Studies have found that mitochondrial ROS affects muscle differentiation through cellular autophagy



Copyright © iCell Bioscience Inc, Shanghai 2018-2019

Muscle differentiation is an important process that controls muscle development and maintains muscle homeostasis. During muscle differentiation, mitochondrial reactive oxygen species rapidly increase and function as a key cellular signaling intermediate. However, how mitochondrial ROS control muscle gene signals has not been elucidated.

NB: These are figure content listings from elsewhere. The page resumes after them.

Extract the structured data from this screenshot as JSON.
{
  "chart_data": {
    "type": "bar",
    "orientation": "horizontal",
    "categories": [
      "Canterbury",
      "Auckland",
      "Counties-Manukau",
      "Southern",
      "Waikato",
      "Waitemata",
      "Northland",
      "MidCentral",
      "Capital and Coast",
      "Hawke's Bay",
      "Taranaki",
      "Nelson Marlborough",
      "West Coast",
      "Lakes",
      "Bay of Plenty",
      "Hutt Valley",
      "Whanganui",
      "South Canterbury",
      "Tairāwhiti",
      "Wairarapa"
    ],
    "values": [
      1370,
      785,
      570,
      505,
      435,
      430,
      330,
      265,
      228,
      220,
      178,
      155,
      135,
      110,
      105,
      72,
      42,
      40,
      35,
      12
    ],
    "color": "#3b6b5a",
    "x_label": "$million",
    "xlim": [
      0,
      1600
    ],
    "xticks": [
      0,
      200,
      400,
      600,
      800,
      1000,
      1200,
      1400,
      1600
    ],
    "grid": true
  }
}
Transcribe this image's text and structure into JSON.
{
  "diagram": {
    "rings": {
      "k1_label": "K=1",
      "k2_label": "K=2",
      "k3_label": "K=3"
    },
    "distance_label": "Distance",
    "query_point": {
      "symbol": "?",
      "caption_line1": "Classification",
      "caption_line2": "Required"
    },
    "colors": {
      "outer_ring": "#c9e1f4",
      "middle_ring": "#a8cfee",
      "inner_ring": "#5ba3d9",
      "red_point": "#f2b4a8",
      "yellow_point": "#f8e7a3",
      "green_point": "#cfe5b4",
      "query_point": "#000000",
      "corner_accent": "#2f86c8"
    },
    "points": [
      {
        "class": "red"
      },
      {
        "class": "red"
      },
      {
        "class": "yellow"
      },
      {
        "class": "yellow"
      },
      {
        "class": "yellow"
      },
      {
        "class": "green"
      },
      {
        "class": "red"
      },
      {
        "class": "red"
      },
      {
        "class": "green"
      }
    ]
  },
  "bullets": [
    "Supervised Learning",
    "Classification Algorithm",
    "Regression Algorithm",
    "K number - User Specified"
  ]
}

Autophagy is a lysosomal-mediated degradation pathway. It is a very important biological phenomenon, like apoptosis and aging. It participates in various processes such as biological development and growth. Autophagy is seen during muscle differentiation. It is an important organelle remodeling mechanism.

In a recent study published in the international academic journal Cell Death & Differentiation, researchers from South Korea found that mitochondrial ROS can stimulate the PI3K/AKT/mTOR cascade signaling pathway, and that activated mTORC1 subsequently passes through the 317 autophagy promoter ULK1. Phosphorylation of serine induces an autophagy signaling pathway and upregulates multiple Atg protein expression involved in the autophagy process to promote muscle differentiation.

The researchers further treated the mitoQ or mTORC1 inhibitor rapamycin with anti-oxidation and found that when ROS is cleared or mTORC1 is inhibited, it affects ULK1 phosphorylation and Atg protein expression.

Taken together, this study found that mitochondrial ROS can remodel cell architecture by inducing autophagy by activating mTOR during muscle differentiation, and propose a new regulatory mechanism for mitochondrial ROS to regulate muscle differentiation.